Ma mère cherchait une certaine petite cuiller en argent à laquelle elle tenait parce qu’elle lui avait été offerte par un grand-oncle et une grande-tante qu’elle aimait beaucoup. Elle interrogeait mon père. « Je l’avais mise dans le confiturier. Ne l’as-tu pas vue ? » Il ne répondait pas. Elle insista. Il lui rétorqua alors d’un ton cinglant avec un visage exprimant la perversité qui l’habitait : »Je l’ai jetée ». « Pourquoi as-tu fait cela ? » lui demanda ma mère avec indignation. Il lui administra en réponse une gifle avec une telle force qu’elle tomba sur le sol de la cuisine.

Je me sentais comme une pile électrique. Cela fusa. Je m’écriai « Alors, ça, je ne lui pardonnerai jamais ! ».

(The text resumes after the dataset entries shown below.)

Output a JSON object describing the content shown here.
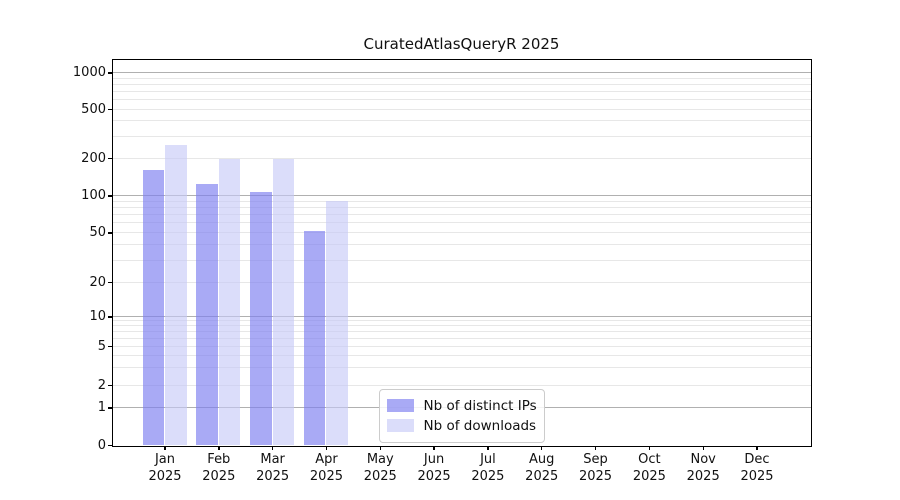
{
  "title": "CuratedAtlasQueryR 2025",
  "chart_data": {
    "type": "bar",
    "title": "CuratedAtlasQueryR 2025",
    "categories": [
      "Jan 2025",
      "Feb 2025",
      "Mar 2025",
      "Apr 2025",
      "May 2025",
      "Jun 2025",
      "Jul 2025",
      "Aug 2025",
      "Sep 2025",
      "Oct 2025",
      "Nov 2025",
      "Dec 2025"
    ],
    "series": [
      {
        "name": "Nb of distinct IPs",
        "color": "#7c7ef0a8",
        "values": [
          160,
          123,
          107,
          51,
          0,
          0,
          0,
          0,
          0,
          0,
          0,
          0
        ]
      },
      {
        "name": "Nb of downloads",
        "color": "#c5c8f79e",
        "values": [
          253,
          197,
          197,
          90,
          0,
          0,
          0,
          0,
          0,
          0,
          0,
          0
        ]
      }
    ],
    "xlabel": "",
    "ylabel": "",
    "yscale": "symlog",
    "yticks": [
      0,
      1,
      2,
      5,
      10,
      20,
      50,
      100,
      200,
      500,
      1000
    ],
    "ylim": [
      0,
      1300
    ],
    "grid": "horizontal major and log-minor gridlines",
    "legend_position": "inside lower-center-left",
    "colors": {
      "axis": "#000000",
      "text": "#111111",
      "grid_major": "#b0b0b0",
      "grid_minor": "#e7e7e7",
      "legend_border": "#cccccc",
      "background": "#ffffff"
    }
  }
}
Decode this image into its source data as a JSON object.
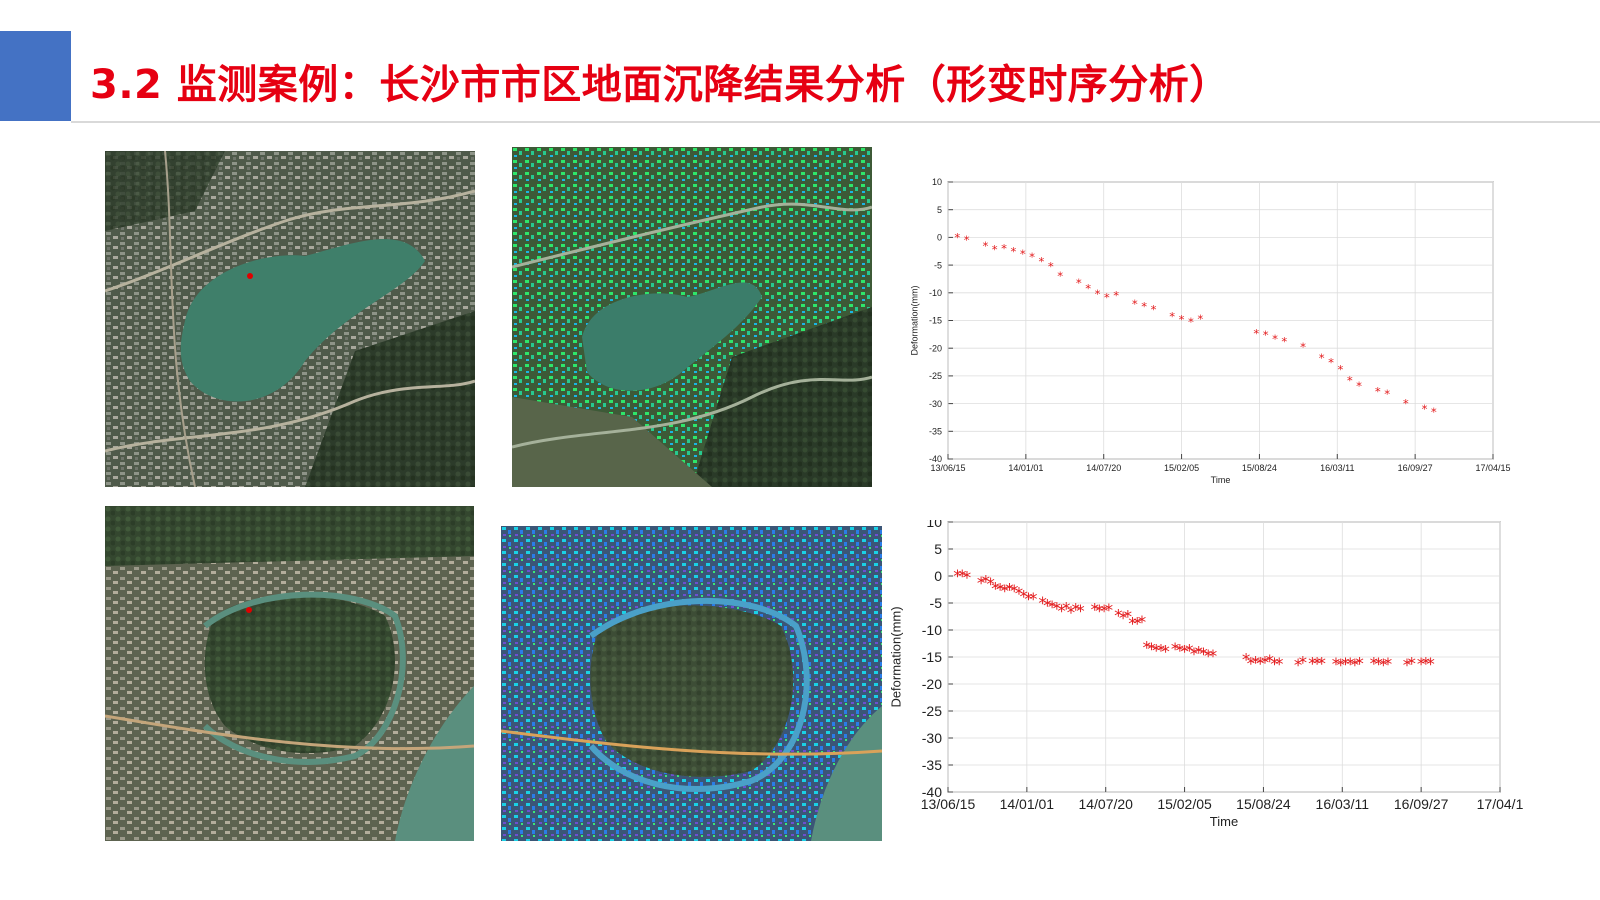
{
  "slide": {
    "title": "3.2 监测案例：长沙市市区地面沉降结果分析（形变时序分析）",
    "accent_color": "#4472c4",
    "title_color": "#e60012"
  },
  "maps": [
    {
      "name": "satellite-map-meixi-lake"
    },
    {
      "name": "deformation-map-meixi-lake"
    },
    {
      "name": "satellite-map-south"
    },
    {
      "name": "deformation-map-south"
    }
  ],
  "chart_data": [
    {
      "type": "scatter",
      "xlabel": "Time",
      "ylabel": "Deformation(mm)",
      "ylim": [
        -40,
        10
      ],
      "yticks": [
        10,
        5,
        0,
        -5,
        -10,
        -15,
        -20,
        -25,
        -30,
        -35,
        -40
      ],
      "xticks": [
        "13/06/15",
        "14/01/01",
        "14/07/20",
        "15/02/05",
        "15/08/24",
        "16/03/11",
        "16/09/27",
        "17/04/15"
      ],
      "xlim": [
        "2013-06-15",
        "2017-04-15"
      ],
      "marker": "*",
      "marker_color": "#e31a1c",
      "x": [
        "2013-07-09",
        "2013-08-02",
        "2013-09-19",
        "2013-10-13",
        "2013-11-06",
        "2013-11-30",
        "2013-12-24",
        "2014-01-17",
        "2014-02-10",
        "2014-03-06",
        "2014-03-30",
        "2014-05-17",
        "2014-06-10",
        "2014-07-04",
        "2014-07-28",
        "2014-08-21",
        "2014-10-08",
        "2014-11-01",
        "2014-11-25",
        "2015-01-12",
        "2015-02-05",
        "2015-03-01",
        "2015-03-25",
        "2015-08-16",
        "2015-09-09",
        "2015-10-03",
        "2015-10-27",
        "2015-12-14",
        "2016-01-31",
        "2016-02-24",
        "2016-03-19",
        "2016-04-12",
        "2016-05-06",
        "2016-06-23",
        "2016-07-17",
        "2016-09-03",
        "2016-10-21",
        "2016-11-14"
      ],
      "y": [
        0,
        -0.5,
        -1.5,
        -2.2,
        -2,
        -2.5,
        -3,
        -3.5,
        -4.3,
        -5.2,
        -7,
        -8.2,
        -9.2,
        -10.2,
        -10.8,
        -10.5,
        -12,
        -12.5,
        -13,
        -14.3,
        -14.8,
        -15.3,
        -14.7,
        -17.3,
        -17.6,
        -18.3,
        -18.8,
        -19.8,
        -21.8,
        -22.6,
        -23.8,
        -25.8,
        -26.8,
        -27.8,
        -28.3,
        -30,
        -31,
        -31.5
      ]
    },
    {
      "type": "scatter",
      "xlabel": "Time",
      "ylabel": "Deformation(mm)",
      "ylim": [
        -40,
        10
      ],
      "yticks": [
        10,
        5,
        0,
        -5,
        -10,
        -15,
        -20,
        -25,
        -30,
        -35,
        -40
      ],
      "xticks": [
        "13/06/15",
        "14/01/01",
        "14/07/20",
        "15/02/05",
        "15/08/24",
        "16/03/11",
        "16/09/27",
        "17/04/1"
      ],
      "xlim": [
        "2013-06-15",
        "2017-04-15"
      ],
      "marker": "*",
      "marker_color": "#e31a1c",
      "x": [
        "2013-07-09",
        "2013-07-21",
        "2013-08-02",
        "2013-09-07",
        "2013-09-19",
        "2013-10-01",
        "2013-10-13",
        "2013-10-25",
        "2013-11-06",
        "2013-11-18",
        "2013-11-30",
        "2013-12-12",
        "2013-12-24",
        "2014-01-05",
        "2014-01-17",
        "2014-02-10",
        "2014-02-22",
        "2014-03-06",
        "2014-03-18",
        "2014-03-30",
        "2014-04-11",
        "2014-04-23",
        "2014-05-05",
        "2014-05-17",
        "2014-06-22",
        "2014-07-04",
        "2014-07-16",
        "2014-07-28",
        "2014-08-21",
        "2014-09-02",
        "2014-09-14",
        "2014-09-26",
        "2014-10-08",
        "2014-10-20",
        "2014-11-01",
        "2014-11-13",
        "2014-11-25",
        "2014-12-07",
        "2014-12-19",
        "2015-01-12",
        "2015-01-24",
        "2015-02-05",
        "2015-02-17",
        "2015-03-01",
        "2015-03-13",
        "2015-03-25",
        "2015-04-06",
        "2015-04-18",
        "2015-07-11",
        "2015-07-23",
        "2015-08-04",
        "2015-08-16",
        "2015-08-28",
        "2015-09-09",
        "2015-09-21",
        "2015-10-03",
        "2015-11-20",
        "2015-12-02",
        "2015-12-26",
        "2016-01-07",
        "2016-01-19",
        "2016-02-24",
        "2016-03-07",
        "2016-03-19",
        "2016-03-31",
        "2016-04-12",
        "2016-04-24",
        "2016-05-30",
        "2016-06-11",
        "2016-06-23",
        "2016-07-05",
        "2016-08-22",
        "2016-09-03",
        "2016-09-27",
        "2016-10-09",
        "2016-10-21"
      ],
      "y": [
        0,
        0,
        -0.3,
        -1.3,
        -1,
        -1.5,
        -2.3,
        -2.5,
        -2.8,
        -2.5,
        -2.8,
        -3.3,
        -3.8,
        -4.3,
        -4.3,
        -5,
        -5.5,
        -5.8,
        -6,
        -6.5,
        -6,
        -6.8,
        -6.2,
        -6.5,
        -6.2,
        -6.5,
        -6.5,
        -6.3,
        -7.3,
        -7.8,
        -7.5,
        -8.8,
        -8.8,
        -8.5,
        -13.3,
        -13.5,
        -13.8,
        -13.8,
        -14,
        -13.5,
        -13.8,
        -14,
        -13.8,
        -14.5,
        -14.2,
        -14.5,
        -14.8,
        -14.8,
        -15.5,
        -16.2,
        -16,
        -16.2,
        -16,
        -15.8,
        -16.3,
        -16.3,
        -16.5,
        -16,
        -16.2,
        -16.2,
        -16.2,
        -16.3,
        -16.5,
        -16.3,
        -16.3,
        -16.5,
        -16.2,
        -16.2,
        -16.3,
        -16.5,
        -16.3,
        -16.5,
        -16.2,
        -16.3,
        -16.2,
        -16.3
      ]
    }
  ]
}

Je mis du temps à me calmer, une bonne demi-heure. Puis, je compris bien que le Seigneur m’avait fait revivre tout cela d’une façon aussi incroyable pour me montrer que, non, je ne lui avais pas pardonné … dans le passé ! Je dis au Seigneur « Papa, je suis incapable de lui pardonner ça mais, Toi, viens en moi. Viens pardonner en moi ». Et, dans beaucoup d’émotion et de larmes, alors que je Lui remettais ce souvenir si blessant, Dieu venait cautériser mon coeur.

 

Et ce n’était qu’un début. Les mois qui suivirent, mais d’une façon moins spectaculaire, Dieu me remettait en mémoire des souvenirs traumatiques les uns après les autres. Cela se passait de la même façon. Je retrouvais la douleur liée à ce souvenir et je le Lui remettais avec tous mes sentiments liés à lui en le laissant mettre la paix dans mon cœur.

 

C’est là que je compris à quel point le pardon est quelque chose de spirituel et de surnaturel. Il faut remonter dans le passé, pardonner dans le passé. Cela ne peut se faire qu’avec Dieu. A défaut, on confond oubli (bien superficiel) et pardon.

 

« Tout concourt au bien de ceux qui aiment Dieu » (Romains 8:28). Je pense que c’est aussi à cause de mon vécu que, plus tard, le Seigneur m’impliqua tellement dans le suivi des situations de harcèlement au Parlement européen car c’est alors que je mesurai combien mon enfance, que j’avais crue si extraordinairement éprouvée par la perversité de mon père, n’était que l’illustration de ce que souffrent toutes les personnes qui se retrouvent dans l’entourage d’un pervers narcissique … et il y en a dans tous les coins ! Cela a encore plus pacifié mon passé : « L’esprit du Seigneur, l’Eternel, est sur moi, Car l’Eternel m’a oint pour porter de bonnes nouvelles aux malheureux; Il m’a envoyé pour guérir ceux qui ont LE COEUR BRISÉ, Pour proclamer aux captifs la liberté, Et aux prisonniers la délivrance » (Esaïe 61:1).